GREFFIER : Valérie DOIZE
COMPOSITION DE LA COUR LORS DU DÉLIBÉRÉ
Muriel LE BELLEC
: CONSEILLER FAISANT FONCTION DE PRÉSIDENT DE CHAMBRE
Gilles GUTIERREZ
: CONSEILLER
Nathalie RICHEZ-SAULE
: CONSEILLER
ARRÊT : Contradictoire
prononcé par sa mise à disposition au greffe le 24 Octobre 2025,
les parties présentes en ayant été préalablement avisées dans les conditions prévues à l'article 450 du code de procédure civile, signé par Muriel LE BELLEC, conseiller désigné pour exercer les fonctions de président et par Nadine BERLY, greffier auquel la minute de la décision a été remise par le magistrat signataire.

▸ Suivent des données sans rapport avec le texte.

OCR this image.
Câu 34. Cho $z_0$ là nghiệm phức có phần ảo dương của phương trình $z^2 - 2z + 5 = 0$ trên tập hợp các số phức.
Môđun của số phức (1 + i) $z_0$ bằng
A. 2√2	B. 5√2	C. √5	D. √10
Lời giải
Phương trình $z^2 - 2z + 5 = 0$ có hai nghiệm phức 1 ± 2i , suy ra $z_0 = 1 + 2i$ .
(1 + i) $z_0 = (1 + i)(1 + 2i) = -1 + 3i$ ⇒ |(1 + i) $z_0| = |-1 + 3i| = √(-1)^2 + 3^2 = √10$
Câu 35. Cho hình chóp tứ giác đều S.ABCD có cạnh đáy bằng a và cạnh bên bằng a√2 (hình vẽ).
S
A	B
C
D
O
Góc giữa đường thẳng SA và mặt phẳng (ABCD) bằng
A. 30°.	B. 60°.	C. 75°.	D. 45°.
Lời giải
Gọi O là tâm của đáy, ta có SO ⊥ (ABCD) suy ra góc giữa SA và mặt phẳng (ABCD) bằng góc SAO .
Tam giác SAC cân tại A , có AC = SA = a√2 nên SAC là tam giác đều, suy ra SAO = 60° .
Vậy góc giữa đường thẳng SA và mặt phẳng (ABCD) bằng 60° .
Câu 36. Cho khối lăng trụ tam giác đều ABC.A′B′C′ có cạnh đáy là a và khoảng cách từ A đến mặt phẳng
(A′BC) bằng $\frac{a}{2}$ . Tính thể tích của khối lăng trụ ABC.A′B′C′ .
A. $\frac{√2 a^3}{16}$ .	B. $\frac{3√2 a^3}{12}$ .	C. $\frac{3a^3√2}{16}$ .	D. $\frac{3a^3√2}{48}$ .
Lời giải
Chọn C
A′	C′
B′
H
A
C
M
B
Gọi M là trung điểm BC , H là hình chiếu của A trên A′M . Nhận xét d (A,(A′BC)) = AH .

ORDONNANCE DE CLÔTURE : rendue le 13 Août 2025
EXPOSÉ DES FAITS
M. [N], né le 24 avril 1963, a été embauché à compter du 31 mai 2021, en qualité d'auxiliaire ambulancier, par la société Ambulances de la Piscine, dont le gérant est M. [Y], avec reprise d'ancienneté au 2 mai 2017, le salarié ayant précédemment exercé les mêmes fonctions au sein de la société Ambulances Serrier, dont le fonds de commerce a été racheté en novembre 2020 par la société Givenchy Ambulances, également dirigée par M. [Y].
La relation de travail était assujettie à la convention collective des transports routiers et activités auxiliaires du transport. L'entreprise employait de façon habituelle moins de onze salariés.
M. [N] a été convoqué par lettre remise en main propre le 17 novembre 2021 à un entretien le 29 novembre 2021 en vue de son éventuel licenciement et mis à pied à titre conservatoire. A l'issue de cet entretien, son licenciement pour faute grave lui a été notifié par lettre recommandée avec accusé de réception en date du 2 décembre 2021.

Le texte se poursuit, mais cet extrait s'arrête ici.